Wed, 10/21/2009 - 23:38
In a new measure to curb perverse thinking among cinema goers, the Egyptian Thoughts and Fantasies Control Committee (ETFCC) has now decreed that all scenes showing women’s bare hands are to be edited out.
Already having cut out kissing scenes and any footage showing the behinds of cows and sheep, this latest ruling of the ETFCC is based on the verdict that “hands are gateways to indecent pleasures,” and comes as a stifling assault on media freedom in Egypt.
However, in an act of laudable moderation, the committee has agreed to merely blur out bare hands if the scene in question is pivotal to the storyline.
“We were shocked to find out,” said Metelqeesh Nazra, head of the ETFCC, “that if we did not compromise and resort to merely blurring out the hands in the important scenes, then many Western films would be reduced to the credits segment only. It is very disturbing how often bare female hands appear in Western films. Very disturbing!”
This latest censoring declaration by the committee comes amidst rumours of the so-called “CGI veil” – a computer generated image in the shape of a veil that is superimposed over “heathen” actresses’ heads. The image then follows actresses as they move, ensuring their hair is covered at all times.

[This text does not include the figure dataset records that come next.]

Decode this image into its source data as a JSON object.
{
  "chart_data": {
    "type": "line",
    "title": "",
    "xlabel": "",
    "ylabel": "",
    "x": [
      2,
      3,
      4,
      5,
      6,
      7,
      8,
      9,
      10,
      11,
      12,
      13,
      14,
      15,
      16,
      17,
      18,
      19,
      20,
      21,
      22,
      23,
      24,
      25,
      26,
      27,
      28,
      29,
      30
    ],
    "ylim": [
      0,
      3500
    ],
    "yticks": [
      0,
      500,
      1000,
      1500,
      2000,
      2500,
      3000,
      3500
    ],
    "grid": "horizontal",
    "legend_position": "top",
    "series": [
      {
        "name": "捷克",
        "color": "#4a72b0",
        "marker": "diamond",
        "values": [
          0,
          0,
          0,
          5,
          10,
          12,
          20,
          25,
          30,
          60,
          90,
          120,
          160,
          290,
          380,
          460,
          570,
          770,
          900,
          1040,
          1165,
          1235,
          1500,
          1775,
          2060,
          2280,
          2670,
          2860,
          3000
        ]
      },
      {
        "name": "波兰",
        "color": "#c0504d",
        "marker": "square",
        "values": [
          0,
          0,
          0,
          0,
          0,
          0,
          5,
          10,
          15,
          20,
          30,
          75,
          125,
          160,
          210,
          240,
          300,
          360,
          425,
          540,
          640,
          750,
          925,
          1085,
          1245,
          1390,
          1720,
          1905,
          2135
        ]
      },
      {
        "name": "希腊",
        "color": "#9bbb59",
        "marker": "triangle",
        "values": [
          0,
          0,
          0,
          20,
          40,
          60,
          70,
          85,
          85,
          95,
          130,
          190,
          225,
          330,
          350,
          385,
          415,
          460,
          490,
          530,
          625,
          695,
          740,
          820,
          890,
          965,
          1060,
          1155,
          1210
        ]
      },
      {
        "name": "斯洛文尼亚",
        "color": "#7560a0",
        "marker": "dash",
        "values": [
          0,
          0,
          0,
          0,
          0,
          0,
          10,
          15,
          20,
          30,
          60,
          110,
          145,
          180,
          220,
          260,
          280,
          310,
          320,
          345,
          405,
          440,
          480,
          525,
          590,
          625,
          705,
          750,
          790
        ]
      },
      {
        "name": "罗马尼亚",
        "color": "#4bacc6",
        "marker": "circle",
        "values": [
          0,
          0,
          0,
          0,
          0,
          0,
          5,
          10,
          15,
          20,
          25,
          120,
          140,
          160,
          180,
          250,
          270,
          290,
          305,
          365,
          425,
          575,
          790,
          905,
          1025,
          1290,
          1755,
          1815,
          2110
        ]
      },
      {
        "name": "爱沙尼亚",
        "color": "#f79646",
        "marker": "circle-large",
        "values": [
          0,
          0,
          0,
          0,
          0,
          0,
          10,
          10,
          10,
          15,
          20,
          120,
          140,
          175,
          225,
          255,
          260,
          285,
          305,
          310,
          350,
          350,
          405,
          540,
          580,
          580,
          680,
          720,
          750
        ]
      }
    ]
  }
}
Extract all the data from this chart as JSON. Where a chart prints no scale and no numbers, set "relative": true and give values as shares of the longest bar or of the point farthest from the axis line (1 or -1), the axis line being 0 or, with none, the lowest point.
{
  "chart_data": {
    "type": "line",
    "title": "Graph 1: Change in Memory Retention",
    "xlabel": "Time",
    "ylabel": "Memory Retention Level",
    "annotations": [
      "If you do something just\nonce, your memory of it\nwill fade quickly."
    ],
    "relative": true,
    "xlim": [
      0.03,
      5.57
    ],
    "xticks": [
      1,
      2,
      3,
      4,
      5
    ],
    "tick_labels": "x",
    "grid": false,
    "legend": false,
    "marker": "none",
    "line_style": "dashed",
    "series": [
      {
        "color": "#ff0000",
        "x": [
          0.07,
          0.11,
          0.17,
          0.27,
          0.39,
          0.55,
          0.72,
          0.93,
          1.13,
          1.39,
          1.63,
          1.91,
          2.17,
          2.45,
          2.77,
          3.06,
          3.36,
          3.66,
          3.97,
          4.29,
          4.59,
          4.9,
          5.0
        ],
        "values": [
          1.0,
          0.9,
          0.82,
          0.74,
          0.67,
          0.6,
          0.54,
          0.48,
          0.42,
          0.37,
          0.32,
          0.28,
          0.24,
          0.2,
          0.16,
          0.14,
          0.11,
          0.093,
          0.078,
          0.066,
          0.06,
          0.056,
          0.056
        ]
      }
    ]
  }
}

“We are using the latest in special effects to create matching veils for each actress in each film,” said Howana Motahafiz, head of the joint state and Muslim Brotherhood campaign suspiciously called Oppression is the Answer. Motahafiz is keen to launch the new censoring veil, though he notes that current technical difficulties result in a small time lag between the position of the veil and the actresses’ moving heads, leading to a “mild but nonetheless demonic striptease.”
CGI veils have been prominent in Saudi Arabia for years now, with recent figures suggesting that, despite a significant increase in homosexual acts since their inception, the graphic device has reduced perverse thoughts by a third.
Opponents to the graphic veils are worried about a slippery slope, with mounting rumours of computer generated images of superimposed beards and forehead rug burns being tested on Matthew Mcconaughey’s latest films.
All is not lost for cinemas in Egypt, however. While sexual acts and innuendos are all but erased, violence and gore are increasingly tolerated by the censors. And, as one cinema enthusiast told El Koshary Today, “Who needs to see a Mona Zaki’s hands when you can see Ibrahim El-Abyad chopping away the hands of other men?”